During this time, we were preparing for an end-of-semester Shark Tank, a pitch presentation to industry professionals that could be the difference between getting cut and continuing to make your game. We had iterated over our game a few times that semester, pitching it in mock versions of the Shark Tank to other students and faculty, all while running semi-weekly playtests. The minigames became part of the core loop, and the interactions with your boss became a messaging system for the robot workers.




With the Shark Tank behind us, we had lived to see another day and had a long list of feedback to take into consideration during the coming semester. Our biggest takeaway from the Shark Tank was that we were trying to make two games instead of one, so we cut the minigames and began concerning ourselves with fleshing out the select-robot-to-do-job loop of the game.

We were worried about the players’ cognitive load, and whether they would be able to process the number of screens (especially while looking into a screen already) and whether this was a bottleneck we were willing to risk. So, we decided to prototype a version of the game that was more akin to an RTS, with the player zooming over the entire facility looking for issues, manufacturing new robots, and upgrading areas. I even wrote a brief for adding a power system, requiring the player to balance electricity between the robots, systems, and even rooms of the map. We were about to record a teaser trailer for the game, when our professor had an idea.

Another team was making a game called Office Hijinx, where the player had to fail upwards at an office job by sabotaging office equipment until they became the boss of the company. Both the Breach of Space and the Office Hijinx teams were kind of losing the plot a little and were making the same game (sort of): theirs was about destruction, ours was about repair, theirs was in a corporate hellscape on Earth, ours in a corporate hellscape in space. Our strengths were their weaknesses and vise-versa. We decided to combine forces, take what was working from both projects, and make something new.


We spent that week figuring out the new game. Management simulator was traded in for stealth. Third-person for first-person. The robots became the enemies. We had to get a teaser trailer out.
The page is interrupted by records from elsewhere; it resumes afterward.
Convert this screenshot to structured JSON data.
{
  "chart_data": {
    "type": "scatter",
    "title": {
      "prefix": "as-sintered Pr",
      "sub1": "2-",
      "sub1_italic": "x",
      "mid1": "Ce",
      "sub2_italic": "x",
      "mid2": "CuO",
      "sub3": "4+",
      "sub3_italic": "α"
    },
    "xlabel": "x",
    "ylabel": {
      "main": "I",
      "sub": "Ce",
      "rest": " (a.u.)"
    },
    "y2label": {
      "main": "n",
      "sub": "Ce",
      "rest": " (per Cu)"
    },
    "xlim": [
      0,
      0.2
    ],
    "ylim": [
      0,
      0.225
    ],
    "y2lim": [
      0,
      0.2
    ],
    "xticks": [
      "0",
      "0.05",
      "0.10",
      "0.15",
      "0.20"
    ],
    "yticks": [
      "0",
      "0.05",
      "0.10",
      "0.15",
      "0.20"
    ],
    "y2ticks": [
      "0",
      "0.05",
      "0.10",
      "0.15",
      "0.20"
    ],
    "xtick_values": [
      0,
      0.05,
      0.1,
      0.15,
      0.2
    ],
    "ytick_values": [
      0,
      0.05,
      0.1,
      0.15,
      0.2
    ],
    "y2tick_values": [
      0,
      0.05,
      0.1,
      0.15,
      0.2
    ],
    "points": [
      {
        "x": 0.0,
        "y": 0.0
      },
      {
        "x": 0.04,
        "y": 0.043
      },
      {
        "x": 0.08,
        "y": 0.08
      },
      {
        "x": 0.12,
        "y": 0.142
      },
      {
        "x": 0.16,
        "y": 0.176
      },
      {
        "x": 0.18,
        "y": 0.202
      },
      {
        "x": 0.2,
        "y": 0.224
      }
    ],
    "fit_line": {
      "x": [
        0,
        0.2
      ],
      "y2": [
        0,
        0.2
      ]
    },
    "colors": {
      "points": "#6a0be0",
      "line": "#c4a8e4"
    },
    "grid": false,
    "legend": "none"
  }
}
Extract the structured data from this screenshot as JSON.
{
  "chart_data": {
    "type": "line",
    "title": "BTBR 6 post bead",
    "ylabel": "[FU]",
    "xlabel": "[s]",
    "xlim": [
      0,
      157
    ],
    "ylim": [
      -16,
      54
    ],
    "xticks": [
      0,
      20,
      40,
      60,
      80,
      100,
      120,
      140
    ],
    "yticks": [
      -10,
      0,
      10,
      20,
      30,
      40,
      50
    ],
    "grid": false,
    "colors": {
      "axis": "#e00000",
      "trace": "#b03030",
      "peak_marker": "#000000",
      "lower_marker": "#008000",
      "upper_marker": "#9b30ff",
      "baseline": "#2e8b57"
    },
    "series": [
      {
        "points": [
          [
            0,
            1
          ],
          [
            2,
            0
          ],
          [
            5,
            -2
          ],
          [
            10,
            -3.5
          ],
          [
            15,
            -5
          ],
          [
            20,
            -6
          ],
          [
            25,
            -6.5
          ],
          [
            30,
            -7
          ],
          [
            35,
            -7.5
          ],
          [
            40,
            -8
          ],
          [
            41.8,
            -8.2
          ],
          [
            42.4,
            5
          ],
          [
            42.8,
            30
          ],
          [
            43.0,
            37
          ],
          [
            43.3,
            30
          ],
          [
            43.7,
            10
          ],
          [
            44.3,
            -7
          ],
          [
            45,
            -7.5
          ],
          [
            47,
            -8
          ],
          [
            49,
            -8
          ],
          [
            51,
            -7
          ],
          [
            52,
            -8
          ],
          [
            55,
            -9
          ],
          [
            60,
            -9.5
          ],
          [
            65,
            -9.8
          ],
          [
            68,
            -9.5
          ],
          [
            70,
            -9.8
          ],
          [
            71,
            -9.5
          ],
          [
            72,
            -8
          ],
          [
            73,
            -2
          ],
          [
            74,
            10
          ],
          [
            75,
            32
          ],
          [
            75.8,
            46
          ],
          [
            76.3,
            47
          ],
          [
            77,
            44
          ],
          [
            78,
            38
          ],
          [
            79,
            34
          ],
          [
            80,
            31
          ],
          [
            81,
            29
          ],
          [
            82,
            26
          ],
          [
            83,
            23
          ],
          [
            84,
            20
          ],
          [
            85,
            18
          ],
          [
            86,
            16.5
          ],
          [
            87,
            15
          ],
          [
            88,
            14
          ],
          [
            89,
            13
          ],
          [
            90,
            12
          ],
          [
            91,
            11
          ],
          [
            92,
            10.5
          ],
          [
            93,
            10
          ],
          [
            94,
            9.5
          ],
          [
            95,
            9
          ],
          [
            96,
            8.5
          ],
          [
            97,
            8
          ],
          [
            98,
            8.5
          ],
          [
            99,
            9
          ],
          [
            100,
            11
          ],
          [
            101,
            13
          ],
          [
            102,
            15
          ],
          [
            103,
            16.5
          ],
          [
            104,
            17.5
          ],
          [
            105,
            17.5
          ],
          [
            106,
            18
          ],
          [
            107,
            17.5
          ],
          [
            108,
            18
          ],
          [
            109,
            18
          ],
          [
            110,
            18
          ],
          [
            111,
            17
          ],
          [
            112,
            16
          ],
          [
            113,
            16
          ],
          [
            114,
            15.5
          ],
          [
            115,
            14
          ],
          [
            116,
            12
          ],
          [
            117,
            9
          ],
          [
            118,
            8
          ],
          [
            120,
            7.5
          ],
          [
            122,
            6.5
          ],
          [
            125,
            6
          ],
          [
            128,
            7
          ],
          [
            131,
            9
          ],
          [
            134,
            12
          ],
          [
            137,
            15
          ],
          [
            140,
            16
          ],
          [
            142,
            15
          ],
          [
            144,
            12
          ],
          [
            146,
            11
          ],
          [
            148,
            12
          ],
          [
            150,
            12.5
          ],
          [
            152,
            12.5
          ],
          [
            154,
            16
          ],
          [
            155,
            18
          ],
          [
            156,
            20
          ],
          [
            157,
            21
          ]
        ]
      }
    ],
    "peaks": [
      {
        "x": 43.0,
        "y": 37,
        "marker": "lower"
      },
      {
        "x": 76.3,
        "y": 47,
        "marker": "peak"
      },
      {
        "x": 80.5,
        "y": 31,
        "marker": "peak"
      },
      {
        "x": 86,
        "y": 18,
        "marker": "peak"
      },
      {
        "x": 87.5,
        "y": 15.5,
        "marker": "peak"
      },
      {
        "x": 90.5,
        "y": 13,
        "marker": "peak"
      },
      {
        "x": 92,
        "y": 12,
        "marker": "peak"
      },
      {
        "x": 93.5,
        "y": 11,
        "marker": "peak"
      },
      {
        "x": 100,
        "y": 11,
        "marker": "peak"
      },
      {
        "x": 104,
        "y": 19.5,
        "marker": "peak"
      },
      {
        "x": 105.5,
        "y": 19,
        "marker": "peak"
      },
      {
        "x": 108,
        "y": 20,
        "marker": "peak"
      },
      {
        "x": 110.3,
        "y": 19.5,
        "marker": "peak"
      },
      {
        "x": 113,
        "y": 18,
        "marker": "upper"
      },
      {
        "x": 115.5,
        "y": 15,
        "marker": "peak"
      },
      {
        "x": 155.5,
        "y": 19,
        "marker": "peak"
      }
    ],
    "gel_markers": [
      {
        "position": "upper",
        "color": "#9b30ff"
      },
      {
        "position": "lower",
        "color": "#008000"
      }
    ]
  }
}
The trailer became our most up-to-date design document, and we started working on design briefs and updated documentation. But then summer came, and work kind of slowed after nine months of rushing to the next thing. But since our team had now grown to 12, we were still able to mostly wear only one or two hats (instead of nine). We accrued art assets, we refactored code from both sides, music and sound effects began getting slotted in. Breach of Space was now a stealth game, where you had to sabotage your way through a corporation that has taken over your home planet.


We sketched out a storyline about a distress signal from inside the company causing your scrapper player-character to investigate. We broke the facility up into different zones, each with its own vibe (oxygen factory, barracks). We planned for a crafting system like in Alien: Isolation (though not as complex), but this was scaled back to just the trusty noisemaker. Minigames came back in the form of hacking doors and forcefields. Multiple types of robot enemies were planned out, but around this time we began to see the deadline approaching. Areas were scrapped, whole systems abandoned.


I saw the finish line, and I looked at the game and felt it was far from finished. I started thinking about where we had started, the work we had put into so many systems and assets and design briefs, and how much of it ended up on the cutting room floor. I was worried about how I had spent my time in college, working on this game.


But then I remembered: “Process over product.”


I have learned so many things working on Breach of Space, many of which came directly from messing something up! I learned about every step of the game development process because I’ve fumbled my way through them. Whether as a team member, a programmer, or a generalist game developer, I am better because of the mess that I created with my team over the last almost two years.


Breach of Space is being released very soon. But regardless of what it ends up being, the journey was a heck of a ride.